Permendikbud nomor 15 tahun 2018 tentang beban kerja guru, kepala sekolah, dan pengawas sekolah. Penugasan guru di luar jam mengajar tatap muka di ekstrakulikuler dan kokulikuler diekuivalensikan dengan jam mengajar.

PP nomor 49 tahun 2018 tentang manajemen PPPK sebagai turunan dari UU nomor 14 tahun 2014 tentang UU ASN memungkinkan honorer yang tidak masuk ASN murni dapat mengikuti ASN PPPK.

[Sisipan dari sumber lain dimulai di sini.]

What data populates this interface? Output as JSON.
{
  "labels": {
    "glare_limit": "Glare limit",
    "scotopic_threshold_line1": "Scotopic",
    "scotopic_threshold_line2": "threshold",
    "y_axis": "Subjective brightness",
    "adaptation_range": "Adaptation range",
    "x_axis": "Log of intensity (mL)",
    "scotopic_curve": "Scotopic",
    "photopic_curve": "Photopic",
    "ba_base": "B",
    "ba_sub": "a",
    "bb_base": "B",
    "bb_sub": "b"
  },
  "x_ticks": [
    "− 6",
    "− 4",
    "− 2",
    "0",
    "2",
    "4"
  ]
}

Permenpan nomor 2 tahun 2019 tentang pengadaan PPPK yang memberikan kesempatan kepada eks K2 tanpa memperhatikan batas usia 35 tahun dites sesame mereka.

Pencairan TPG kepala sekolah dan pengawas sekolah tidak ada kaitannya dengan keikutsertaan pada penguatan kepala sekolah dan pengawas yang berbiaya mandiri.
Kenaikan pangkat IV B di daerah.

Dukungan pemerintah, presiden terhadap PGRI dengan hadirnya pada acara-acara penting PGRI sejak tahun 2016 presiden sudah hadir sebanyak 7x.

Pengawas pensiun dari semula usia 58 tahun menjadi 60 tahun

Jangan seperti “Kacang Lupa Kulitnya”, jangan hanya ketika guru terdolimi teriaknya ke PGRI tapi ketika PGRI butuh dukungan malah apatis atau acuh tak acuh dengan dalih “saya telah berpartisipasi dengan berkontribusi setiap bulannya”. {berapa % kontribusi itu jika dibandingkan dengan TPG yang diterima}.

PGRI bukan hanya butuh dukungan kontribusi tapi juga butuh sumbangan saran, ide, dan tenaga artinya masuklah ke dalam PGRI secara KAFFAH, jika mampu jadilah pengurusnya dan jika tidak jadilah anggota yang selalu mendukung dengan sepenuh hati.

Tapi perlu diingat meskipun banyak di antara guru yang masih acuh tak acuh, PGRI tetap dan akan selalu terdepan memperjuangkan kepentingan guru.

Terimakasih PGRI
Terimakasih Mendikbud

Selamat menunaikan Ibadah Haji atau pun umroh bagi para guru yang berangkat tahun ini. Semoga diberikan kesehatan, dimudahkan segala urusannya dan dijadikan haji atau pun umroh yang mabrur.